Das Projekt ist in diesem Monat gestartet und läuft bis Ende 2022. Auftraggeber ist das Energieministerium des Landes Brandenburg, das das Projekt mit rund 1,8 Millionen Euro aus Mitteln des Vermögens von Parteien und Massenorganisationen der DDR unterstützt.

„Um die Energie- und Klimaschutzziele zu erreichen, ist der weitere und verstärkte Ausbau der erneuerbaren Energien, insbesondere der Windenergieausbau, zwingend notwendig. Das ist aber nur möglich, wenn ausreichend Flächen zur Verfügung stehen“, erklärt Energieminister Jörg Steinbach. Es ist eine große Herausforderung, bei der Identifikation geeigneter Flächen sowie für die Genehmigung für Windenergieanlagen den artenschutzrechtlichen Belangen Rechnung zu tragen. „Um mehr Potenzialflächen für die Windenergie zu gewinnen, muss die Entwicklung von Vogeldetektionssystemen so weit vorangebracht werden, dass sie zuverlässig geschützte Vogelarten erkennen und die Windenergieanlagen sicher abschalten“, so Steinbach weiter.
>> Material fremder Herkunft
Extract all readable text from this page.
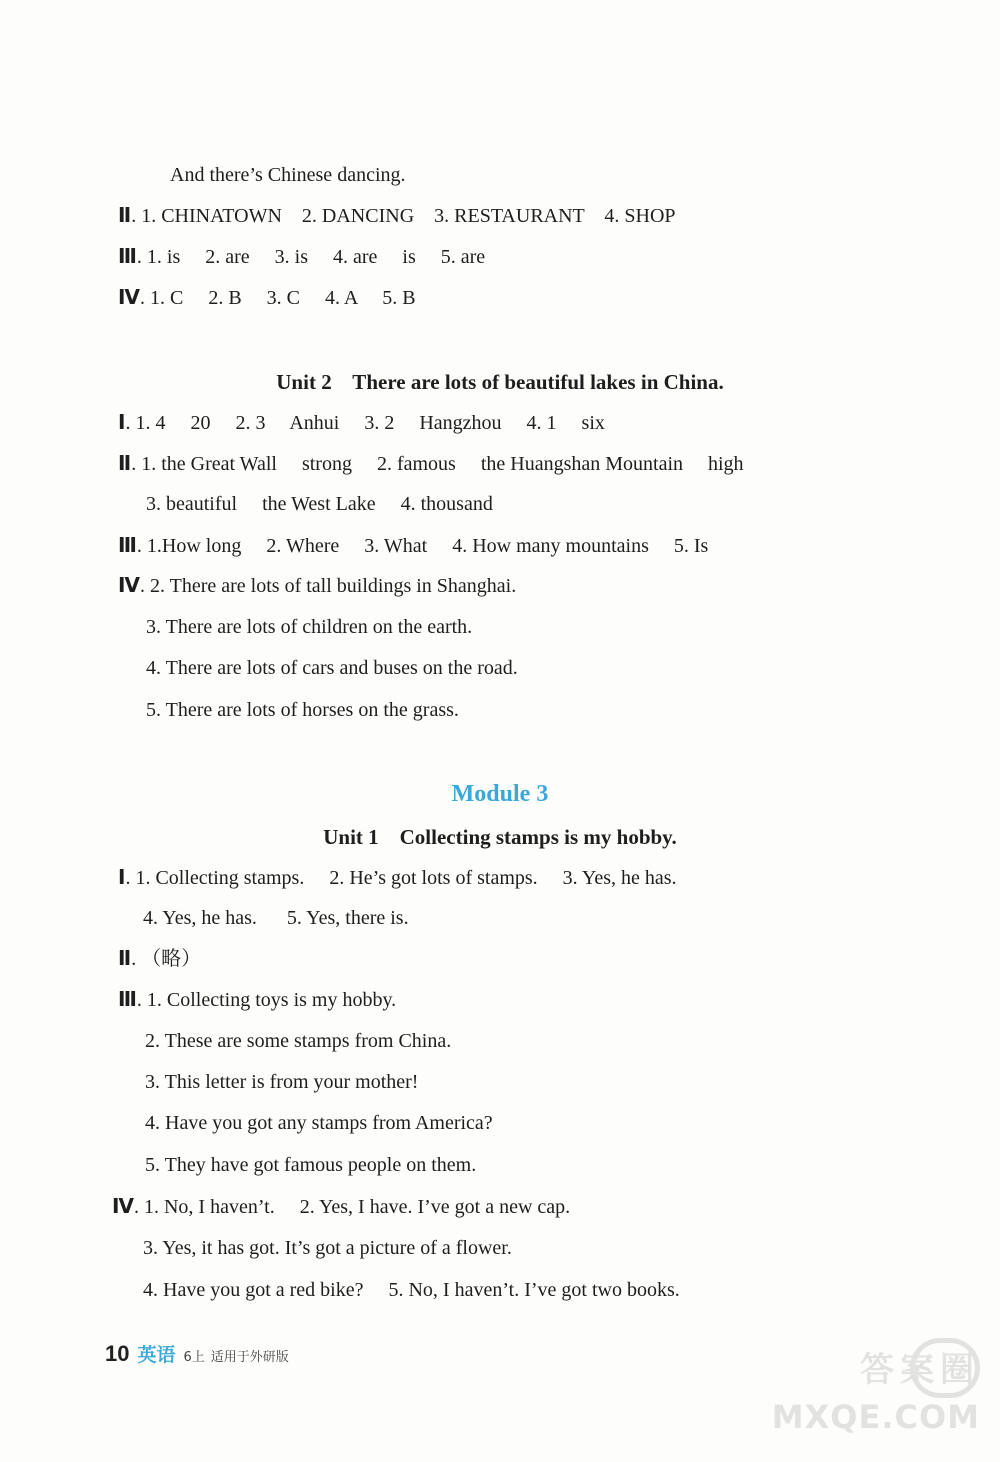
And there’s Chinese dancing.
Ⅱ. 1. CHINATOWN    2. DANCING    3. RESTAURANT    4. SHOP
Ⅲ. 1. is     2. are     3. is     4. are     is     5. are
Ⅳ. 1. C     2. B     3. C     4. A     5. B
Unit 2    There are lots of beautiful lakes in China.
Ⅰ. 1. 4     20     2. 3     Anhui     3. 2     Hangzhou     4. 1     six
Ⅱ. 1. the Great Wall     strong     2. famous     the Huangshan Mountain     high
3. beautiful     the West Lake     4. thousand
Ⅲ. 1.How long     2. Where     3. What     4. How many mountains     5. Is
Ⅳ. 2. There are lots of tall buildings in Shanghai.
3. There are lots of children on the earth.
4. There are lots of cars and buses on the road.
5. There are lots of horses on the grass.
Module 3
Unit 1    Collecting stamps is my hobby.
Ⅰ. 1. Collecting stamps.     2. He’s got lots of stamps.     3. Yes, he has.
4. Yes, he has.      5. Yes, there is.
Ⅱ. （略）
Ⅲ. 1. Collecting toys is my hobby.
2. These are some stamps from China.
3. This letter is from your mother!
4. Have you got any stamps from America?
5. They have got famous people on them.
Ⅳ. 1. No, I haven’t.     2. Yes, I have. I’ve got a new cap.
3. Yes, it has got. It’s got a picture of a flower.
4. Have you got a red bike?     5. No, I haven’t. I’ve got two books.
10 英语 6上 适用于外研版	答案圈
MXQE.COM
Ziel ist es, künftig fernerkundungsbasierte Vogeldetektionssysteme wie Radarsensoren oder RGB-Kamerasysteme in konfliktbehafteten Gebieten in Brandenburg einsetzen zu können. Bislang gibt es nur geringe Kenntnisse über die technische Leistungsfähigkeit der marktfähigen und operationellen Systeme. In dem jetzt angelaufenen Projekt sollen deren Genauigkeit und Zuverlässigkeit empirisch nachgewiesen werden. Außerdem sollen sie an konkreten und für Brandenburg charakteristischen Standorten erprobt werden. „Mit dem Vorhaben wird eine empirische Wissensgrundlage geschaffen. Auf deren Basis können wir dann eine sachlich fundierte Debatte über eine mögliche Praxiseinführung solcher Systeme führen“, sagt Steinbach. Er sei froh, mit der Hochschule für nachhaltige Entwicklung Eberswalde und dem Kompetenzzentrum Naturschutz und Energiewende kompetente Projektpartner gefunden zu haben.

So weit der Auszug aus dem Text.